Expose protected APIs

Expose protected APIs is how a registry serves scoped, read-only access to existing source data (a CSV, an XLSX, a Parquet file, or a PostgreSQL table) without giving callers database credentials or exposing storage internals. The primary implementation is Registry Relay, a config-driven HTTP gateway that maps those sources to public entity routes while keeping table identifiers, raw SQL, and source paths out of public contracts.

This is protected API exposure: caller authentication, route-level scopes, field projection, declared filters, aggregates, caller-scoped metadata, and tamper-evident audit records. Relay is not an open-data portal.

Registry Relay provides:

  • Authenticated, scoped entity lookup and aggregate routes over CSV, XLSX, Parquet, or PostgreSQL.
  • Field projection and declared filters so callers receive only the fields their scope allows.
  • Caller-scoped metadata routes derived from the published Manifest.
  • Tamper-evident audit records for every request.

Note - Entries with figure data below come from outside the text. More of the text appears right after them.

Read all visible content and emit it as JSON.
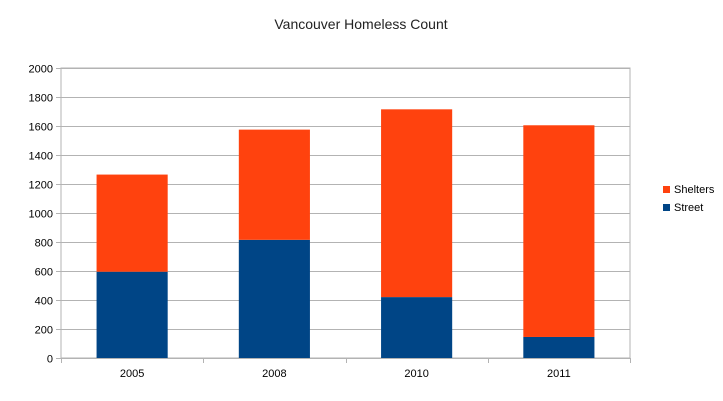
{
  "chart_data": {
    "type": "bar",
    "stacked": true,
    "title": "Vancouver Homeless Count",
    "xlabel": "",
    "ylabel": "",
    "categories": [
      "2005",
      "2008",
      "2010",
      "2011"
    ],
    "series": [
      {
        "name": "Street",
        "values": [
          595,
          815,
          420,
          145
        ],
        "color": "#004586"
      },
      {
        "name": "Shelters",
        "values": [
          670,
          760,
          1295,
          1460
        ],
        "color": "#ff420e"
      }
    ],
    "ylim": [
      0,
      2000
    ],
    "yticks": [
      "0",
      "200",
      "400",
      "600",
      "800",
      "1000",
      "1200",
      "1400",
      "1600",
      "1800",
      "2000"
    ],
    "grid": true,
    "legend": "right",
    "legend_order": [
      "Shelters",
      "Street"
    ],
    "colors": {
      "grid": "#b3b3b3",
      "axis": "#b3b3b3",
      "background": "#ffffff"
    }
  }
}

Registry Platform supplies shared auth, OIDC, HTTP security, outbound HTTP, crypto, SD-JWT, and audit primitives that Relay builds on.

Registry Relay: source types, entity model, auth modes, metadata routes, and caveats.

Configure a source connector, define entity routes, and assign caller scopes. See Authorize callers for scope assignment and key provisioning. See the Relay API reference for the HTTP contract.

Example: a facility registry operated by a national health authority exposes GET /clinics/{id} to a regional licensing office, scoped to a caller token for that region, returning only the fields the policy allows.